JN : c'est la seule partie qui m'intéresse vraiment à jouer au piano: le moment où il commence à chanter et à reprendre ma voix.

Dans quelles circonstances avez-vous ecrit la chanson Caterpillar avec, en plus, la voix de Sam SPARRO ?

JN : Sam SPARRO et moi avons écrit cette chanson lors d’un bel après-midi. Nous l'avons enregistrée dans une version unique, et je suis ravi d’avoir pu la mettre dans ce nouveau disque! Pour en revenir à l'interprète, quand je joue avec un chanteur, j'essaie d'être les notes qui doivent être jouées mais qui sont laissées de côté.

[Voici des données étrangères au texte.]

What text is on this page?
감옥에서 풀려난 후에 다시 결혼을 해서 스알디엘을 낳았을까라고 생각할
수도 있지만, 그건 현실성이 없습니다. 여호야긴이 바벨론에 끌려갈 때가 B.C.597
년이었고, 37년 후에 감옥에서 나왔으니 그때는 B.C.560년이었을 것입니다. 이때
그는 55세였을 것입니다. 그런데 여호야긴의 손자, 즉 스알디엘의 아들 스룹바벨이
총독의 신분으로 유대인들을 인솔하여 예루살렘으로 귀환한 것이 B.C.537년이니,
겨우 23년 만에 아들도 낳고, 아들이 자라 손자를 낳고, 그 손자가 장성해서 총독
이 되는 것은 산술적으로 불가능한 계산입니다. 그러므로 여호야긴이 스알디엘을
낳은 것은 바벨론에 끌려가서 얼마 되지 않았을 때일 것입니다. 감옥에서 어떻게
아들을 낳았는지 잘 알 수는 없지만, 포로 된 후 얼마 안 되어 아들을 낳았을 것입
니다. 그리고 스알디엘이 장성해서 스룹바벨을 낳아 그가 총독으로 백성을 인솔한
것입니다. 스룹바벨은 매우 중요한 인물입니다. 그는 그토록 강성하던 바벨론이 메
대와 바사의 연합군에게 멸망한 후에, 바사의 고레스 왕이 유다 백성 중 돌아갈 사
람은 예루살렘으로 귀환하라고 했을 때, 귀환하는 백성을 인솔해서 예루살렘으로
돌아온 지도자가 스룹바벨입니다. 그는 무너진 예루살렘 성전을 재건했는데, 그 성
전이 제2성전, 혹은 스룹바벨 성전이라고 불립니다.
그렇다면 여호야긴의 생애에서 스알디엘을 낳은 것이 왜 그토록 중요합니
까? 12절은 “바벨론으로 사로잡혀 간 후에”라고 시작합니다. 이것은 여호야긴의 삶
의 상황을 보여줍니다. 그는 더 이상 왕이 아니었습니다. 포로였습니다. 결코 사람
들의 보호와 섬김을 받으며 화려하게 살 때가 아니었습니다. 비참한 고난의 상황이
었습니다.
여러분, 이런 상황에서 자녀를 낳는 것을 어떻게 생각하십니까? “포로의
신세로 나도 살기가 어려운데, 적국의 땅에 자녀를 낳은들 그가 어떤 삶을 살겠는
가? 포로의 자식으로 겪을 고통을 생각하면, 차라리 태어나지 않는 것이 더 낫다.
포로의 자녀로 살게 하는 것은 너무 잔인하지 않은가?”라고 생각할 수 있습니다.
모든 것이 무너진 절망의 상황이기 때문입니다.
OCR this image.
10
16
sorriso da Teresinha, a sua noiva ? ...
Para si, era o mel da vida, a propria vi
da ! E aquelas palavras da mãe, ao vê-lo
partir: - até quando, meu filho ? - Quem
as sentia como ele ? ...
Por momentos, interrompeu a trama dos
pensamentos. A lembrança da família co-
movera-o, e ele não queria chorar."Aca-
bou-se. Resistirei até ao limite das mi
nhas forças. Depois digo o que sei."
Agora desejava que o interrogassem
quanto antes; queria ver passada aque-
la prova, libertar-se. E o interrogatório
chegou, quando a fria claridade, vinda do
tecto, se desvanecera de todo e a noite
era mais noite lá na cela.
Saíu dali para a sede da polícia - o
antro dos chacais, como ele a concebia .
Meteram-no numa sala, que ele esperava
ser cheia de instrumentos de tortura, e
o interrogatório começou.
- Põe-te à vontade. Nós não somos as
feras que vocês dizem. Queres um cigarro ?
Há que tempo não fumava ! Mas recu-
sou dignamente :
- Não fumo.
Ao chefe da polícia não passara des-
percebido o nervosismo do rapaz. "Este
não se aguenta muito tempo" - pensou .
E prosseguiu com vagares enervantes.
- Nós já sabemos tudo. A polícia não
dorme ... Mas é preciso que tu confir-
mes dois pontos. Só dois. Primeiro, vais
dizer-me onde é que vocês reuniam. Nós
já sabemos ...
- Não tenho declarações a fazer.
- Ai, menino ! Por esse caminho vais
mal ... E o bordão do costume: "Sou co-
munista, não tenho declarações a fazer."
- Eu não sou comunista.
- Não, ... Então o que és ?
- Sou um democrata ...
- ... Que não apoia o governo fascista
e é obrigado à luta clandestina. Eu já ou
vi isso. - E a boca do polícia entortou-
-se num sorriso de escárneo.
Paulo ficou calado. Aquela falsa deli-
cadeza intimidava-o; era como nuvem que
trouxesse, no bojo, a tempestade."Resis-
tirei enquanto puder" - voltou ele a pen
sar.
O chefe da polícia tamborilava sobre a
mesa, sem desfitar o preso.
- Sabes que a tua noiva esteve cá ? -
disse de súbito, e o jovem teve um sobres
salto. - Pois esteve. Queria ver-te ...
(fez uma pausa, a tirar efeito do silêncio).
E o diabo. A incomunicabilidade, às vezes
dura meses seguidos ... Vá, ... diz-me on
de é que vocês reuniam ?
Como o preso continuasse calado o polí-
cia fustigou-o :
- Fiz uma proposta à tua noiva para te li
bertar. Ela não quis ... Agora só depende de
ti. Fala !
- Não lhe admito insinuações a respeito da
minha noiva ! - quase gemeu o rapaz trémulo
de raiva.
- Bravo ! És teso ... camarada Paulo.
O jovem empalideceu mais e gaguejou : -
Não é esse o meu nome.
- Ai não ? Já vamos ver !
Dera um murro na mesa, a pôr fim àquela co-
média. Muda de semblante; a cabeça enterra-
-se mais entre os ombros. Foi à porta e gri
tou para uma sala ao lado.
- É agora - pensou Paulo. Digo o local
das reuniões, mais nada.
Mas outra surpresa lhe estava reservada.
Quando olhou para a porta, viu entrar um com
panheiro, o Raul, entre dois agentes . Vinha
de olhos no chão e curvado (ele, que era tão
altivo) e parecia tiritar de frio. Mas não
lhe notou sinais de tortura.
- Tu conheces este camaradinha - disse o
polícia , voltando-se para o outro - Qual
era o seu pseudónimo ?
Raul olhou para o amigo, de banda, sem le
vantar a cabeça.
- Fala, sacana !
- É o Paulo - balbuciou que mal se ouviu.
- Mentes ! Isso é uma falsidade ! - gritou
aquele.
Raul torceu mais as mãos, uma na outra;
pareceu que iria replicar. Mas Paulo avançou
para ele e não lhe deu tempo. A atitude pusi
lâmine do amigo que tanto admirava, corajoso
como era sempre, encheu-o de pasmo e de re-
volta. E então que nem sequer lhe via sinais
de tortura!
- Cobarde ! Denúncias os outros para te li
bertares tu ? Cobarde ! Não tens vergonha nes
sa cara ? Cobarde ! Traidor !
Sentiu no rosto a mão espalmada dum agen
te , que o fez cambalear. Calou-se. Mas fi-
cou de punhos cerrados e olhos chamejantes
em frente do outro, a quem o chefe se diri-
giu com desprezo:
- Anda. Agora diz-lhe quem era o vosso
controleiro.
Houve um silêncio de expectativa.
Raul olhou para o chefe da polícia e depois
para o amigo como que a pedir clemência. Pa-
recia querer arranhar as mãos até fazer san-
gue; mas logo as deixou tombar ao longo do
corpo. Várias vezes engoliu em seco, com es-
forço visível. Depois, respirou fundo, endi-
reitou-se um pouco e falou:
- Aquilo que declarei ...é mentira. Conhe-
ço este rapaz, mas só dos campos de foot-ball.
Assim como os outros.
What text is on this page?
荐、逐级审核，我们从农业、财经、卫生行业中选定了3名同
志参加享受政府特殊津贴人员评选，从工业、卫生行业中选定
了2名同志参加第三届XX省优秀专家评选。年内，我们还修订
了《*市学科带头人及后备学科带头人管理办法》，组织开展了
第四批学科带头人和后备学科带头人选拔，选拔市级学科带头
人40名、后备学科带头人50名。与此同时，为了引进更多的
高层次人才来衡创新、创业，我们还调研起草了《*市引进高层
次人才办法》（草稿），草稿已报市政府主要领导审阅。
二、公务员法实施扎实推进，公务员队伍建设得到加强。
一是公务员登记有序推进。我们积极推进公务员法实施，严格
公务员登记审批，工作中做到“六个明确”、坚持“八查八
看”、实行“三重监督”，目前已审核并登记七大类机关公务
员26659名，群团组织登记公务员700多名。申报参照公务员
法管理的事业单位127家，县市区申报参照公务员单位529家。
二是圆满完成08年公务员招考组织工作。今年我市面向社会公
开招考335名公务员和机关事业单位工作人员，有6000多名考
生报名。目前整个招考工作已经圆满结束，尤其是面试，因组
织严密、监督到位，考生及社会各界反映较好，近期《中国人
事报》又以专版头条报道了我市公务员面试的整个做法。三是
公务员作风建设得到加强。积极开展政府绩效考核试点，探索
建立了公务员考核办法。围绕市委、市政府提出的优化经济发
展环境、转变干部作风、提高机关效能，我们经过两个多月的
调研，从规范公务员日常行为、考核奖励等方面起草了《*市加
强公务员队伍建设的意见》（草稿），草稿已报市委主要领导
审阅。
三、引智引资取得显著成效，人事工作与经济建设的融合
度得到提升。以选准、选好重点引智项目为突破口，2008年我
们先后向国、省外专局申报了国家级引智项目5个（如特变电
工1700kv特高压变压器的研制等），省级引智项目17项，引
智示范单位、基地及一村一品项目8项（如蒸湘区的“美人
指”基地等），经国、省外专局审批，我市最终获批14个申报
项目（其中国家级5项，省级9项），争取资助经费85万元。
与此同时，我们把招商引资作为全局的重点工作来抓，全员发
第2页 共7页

Pouvez-vous nous parler du morceau Beautiful Colours ; un des plus étonnants de l’album, de par son style et de son orchestration moderne, souvent répétitive ? En particulier avez-vous utilisé des sonorités électroniques ?

JN : C'est l'un de mes morceaux préférés sur l'album. C’est aussi parmi les plus difficiles à jouer en concert ! Ce titre représente le mélange entre le classique, le jazz et un pavot, voire un thème de danse. C'est-à-dire une chanson qui vous emmène presque en transe. Nous n'utilisons pas d'électronique lorsque nous le jouons en concert. Mais nous l’exécutons d’une manière que j’appelle "jazz it up" ; c’est-à-dire avec des rainures de batterie !

Quel est le morceau qui, selon vous, vous représente le plus dans cet album ?

JN : ton appel! Mais je suppose que la chanson titre de l’album me représente tout autant !

Pourquoi avez-vous intitulé le dernier morceau Paris, Place Sainte Catherine ?

JN : Pour la même raison, j'aime cette magnifique petite place à Paris, où vous pouvez vous asseoir et vous détendre jusque tard dans la soirée. C’est un endroit particulier pour moi ; J'y ai perdu mon cœur !

Vous avez été pianiste sur la musique du film THE ARTIST ; connaissiez-vous Ludovic BOURCE avant ? Sur ce film, vous êtes-vous contenté de jouer du piano ou avez-vous apporté des idées ? Quel souvenir gardez-vous de cette collaboration et du succès de cette musique ?

JN : ma collaboration sur ce film, pour moi, cela a représenté une histoire simple, tranquille même ! Les producteurs m'ont appelé le jour où ils ont commencé les enregistrements pour me demander si je pouvais jouer les parties du piano. Ils m’ont expliqué qu'ils n'étaient pas satisfaits de ce qu'avait fait le premier pianiste.

Comment avez-vous réagi a cette mise sous pression ?

JN : je peux vous dire que je n'ai jamais été plus stressé qu'à ce moment. Mais Ludovic BOURCE savait très bien ce qu'il voulait. Je lui ai donc joué la musique comme il le voulait. Tout simplement.

Vous avez été étonné que cette musique reçoive un Oscar ?

JN : pour moi, après la sortie, du film, il était tout simplement incroyable de constater que la bande sonore avait remporté un Oscar!

Avez-vous déjà composé pour le cinéma, accompagné des images ?

JN : oui, je compose environ 2-3 bandes sonores par an ces dernières années. Pour les séries télévisées, les films, les documentaires (THE MISFORTUNATES (F. van GROENINGEN), la série IN FLANDERS FIELDS réalisé en 2014 (WWI tv-series), quelques pistes dans BROKEN CIRCLE BREAKDOWN, SPRAKELOOS, etc. J'aime vraiment le faire. J'ai le sentiment que vous pouvez ajouter un peu plus aux images, agrandir le drame si nécessaire, sans exagérer, c'est quelque chose que j'aime vraiment. Je suis toujours intéressé à composer, si l'histoire m'attire!

Vers quelle musique vous avez envie d’aller ? Vers davantage de classique ou du jazz ou continuer dans les mélange ?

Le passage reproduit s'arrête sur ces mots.